Cette discussion avait infusé dans mon esprit toute la journée du mardi. Dans les vingt-quatre heures qui suivirent, je n’avais vu qu’Albertine et quatre collègues, je n’avais fait qu’exécuter des gestes mille fois réitérés. Depuis plusieurs années, j’avais presque cessé de sortir ; je remettais au lendemain ce dont j’aurais pu jouir le jour même. Qu’il s’agisse de simples loisirs ou de lointains voyages, de petits plaisirs ou de grands projets, d’intense activité ou de paisible oisiveté : tous les plans gisaient sous la poussière des riens du quotidien. J’en vins à croire que Freddy avait raison : je m’étais inventé des disparitions qui, d’une certaine manière, me disculpaient de mon enlisement.
Le soir venu, en m’endormant, je comptabilisai tous mes congés non posés, que ce soit par conscience professionnelle ou par le prétexte du à quoi occuperais-je ce jour-là ? mieux vaut attendre une occasion propice ! Et si l’occasion ne se présentait pas ? De même, je soupesai toute l’épargne entassée sur nos comptes en prévision de projets plus grands pour les jours futurs. Et si ces jours ne venaient pas ?
La conviction que tout était sur le point de disparaître ressurgit aussitôt. Plus j’en chassais l’idée en me persuadant de son incongruité, en la jugeant sortie d’un esprit sclérosé, et plus elle revenait renforcée. Une peur me submergea, me paralysa sous mes draps : je n’osais plus planifier quoi que ce soit au-delà de la semaine à venir, par crainte que le monde ait déjà trop changé, voire qu’il ne soit plus.
— Pourquoi te laisser atteindre par ces soi-disant disparitions ? s’était emporté Freddy. Moi aussi, ça m’arrive de voir des choses disparaître, et j’en fais pas un tel drame à chaque fois.
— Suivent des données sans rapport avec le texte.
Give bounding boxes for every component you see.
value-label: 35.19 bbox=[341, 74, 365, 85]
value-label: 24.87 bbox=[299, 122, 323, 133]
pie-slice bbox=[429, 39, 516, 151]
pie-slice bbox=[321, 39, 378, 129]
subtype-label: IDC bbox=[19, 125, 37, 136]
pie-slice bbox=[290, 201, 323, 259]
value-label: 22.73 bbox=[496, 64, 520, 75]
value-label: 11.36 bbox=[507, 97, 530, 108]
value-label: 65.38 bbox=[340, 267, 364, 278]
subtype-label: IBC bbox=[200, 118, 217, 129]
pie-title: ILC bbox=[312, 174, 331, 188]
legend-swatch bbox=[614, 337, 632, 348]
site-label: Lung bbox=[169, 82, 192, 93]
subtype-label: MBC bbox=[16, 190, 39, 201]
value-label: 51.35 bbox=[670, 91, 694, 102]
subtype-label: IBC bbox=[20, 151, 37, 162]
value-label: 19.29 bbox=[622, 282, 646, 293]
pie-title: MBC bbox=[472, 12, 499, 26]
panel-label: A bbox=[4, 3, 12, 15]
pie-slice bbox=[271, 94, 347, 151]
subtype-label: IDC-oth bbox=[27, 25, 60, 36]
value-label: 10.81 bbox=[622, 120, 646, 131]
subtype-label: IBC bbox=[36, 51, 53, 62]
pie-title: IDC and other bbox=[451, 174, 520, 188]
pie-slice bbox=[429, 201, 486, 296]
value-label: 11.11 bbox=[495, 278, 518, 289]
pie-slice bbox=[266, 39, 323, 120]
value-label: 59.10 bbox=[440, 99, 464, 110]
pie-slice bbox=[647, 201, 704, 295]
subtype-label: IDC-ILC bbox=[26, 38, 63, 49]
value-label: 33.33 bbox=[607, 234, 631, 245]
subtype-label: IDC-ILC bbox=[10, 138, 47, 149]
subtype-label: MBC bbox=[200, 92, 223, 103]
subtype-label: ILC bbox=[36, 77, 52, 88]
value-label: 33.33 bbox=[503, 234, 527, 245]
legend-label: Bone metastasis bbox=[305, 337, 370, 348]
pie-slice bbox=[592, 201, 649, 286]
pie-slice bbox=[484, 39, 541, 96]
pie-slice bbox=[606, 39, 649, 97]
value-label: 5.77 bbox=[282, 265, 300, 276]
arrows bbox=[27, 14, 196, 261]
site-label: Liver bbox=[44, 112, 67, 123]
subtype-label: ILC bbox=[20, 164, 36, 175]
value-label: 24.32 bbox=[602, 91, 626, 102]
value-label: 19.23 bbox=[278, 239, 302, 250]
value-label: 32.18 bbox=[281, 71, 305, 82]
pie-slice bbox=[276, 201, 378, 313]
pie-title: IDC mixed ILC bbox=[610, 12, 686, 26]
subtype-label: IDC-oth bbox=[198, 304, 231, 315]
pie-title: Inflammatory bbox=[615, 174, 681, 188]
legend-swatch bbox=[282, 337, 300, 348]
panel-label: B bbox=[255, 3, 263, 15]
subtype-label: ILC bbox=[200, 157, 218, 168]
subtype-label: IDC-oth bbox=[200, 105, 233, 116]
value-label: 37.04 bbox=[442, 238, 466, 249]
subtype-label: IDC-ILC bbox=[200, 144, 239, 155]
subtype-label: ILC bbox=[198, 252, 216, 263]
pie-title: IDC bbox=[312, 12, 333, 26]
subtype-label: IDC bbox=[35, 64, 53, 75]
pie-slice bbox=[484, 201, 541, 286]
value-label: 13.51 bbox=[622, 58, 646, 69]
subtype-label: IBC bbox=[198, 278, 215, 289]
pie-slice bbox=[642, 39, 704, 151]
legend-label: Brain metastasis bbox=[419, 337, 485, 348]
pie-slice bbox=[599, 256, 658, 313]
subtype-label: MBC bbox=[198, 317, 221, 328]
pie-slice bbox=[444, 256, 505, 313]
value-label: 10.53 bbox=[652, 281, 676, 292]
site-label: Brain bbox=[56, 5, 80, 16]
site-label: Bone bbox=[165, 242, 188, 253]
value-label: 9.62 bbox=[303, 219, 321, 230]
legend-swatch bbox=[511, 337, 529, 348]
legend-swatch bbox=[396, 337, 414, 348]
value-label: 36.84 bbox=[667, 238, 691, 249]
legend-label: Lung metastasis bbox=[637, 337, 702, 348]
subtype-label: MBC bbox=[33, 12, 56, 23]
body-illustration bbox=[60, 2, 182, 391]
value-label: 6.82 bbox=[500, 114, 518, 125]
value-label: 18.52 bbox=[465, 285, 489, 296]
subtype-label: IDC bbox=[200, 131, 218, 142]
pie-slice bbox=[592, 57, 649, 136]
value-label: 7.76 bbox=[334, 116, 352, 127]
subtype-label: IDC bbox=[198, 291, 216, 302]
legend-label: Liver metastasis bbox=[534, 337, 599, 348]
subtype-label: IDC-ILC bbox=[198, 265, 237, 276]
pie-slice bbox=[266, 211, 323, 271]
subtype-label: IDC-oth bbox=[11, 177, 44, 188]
Ma mère se montrait encore plus efficace avec son Alzheimer ! Alors tes trucs imaginaires, tu ferais mieux de les oublier toi aussi. Ou si tu y tiens tant et que ça te paraît si réaliste, débrouille-toi pour les créer ! Après tout, des couverts, pourquoi pas : je suis sûr qu'il existe des gens ayant les moyens de se payer ce genre d’excentricités. Au pire, ça ferait un joli objet à refourguer dans les brocantes ou les transmissions d’héritage.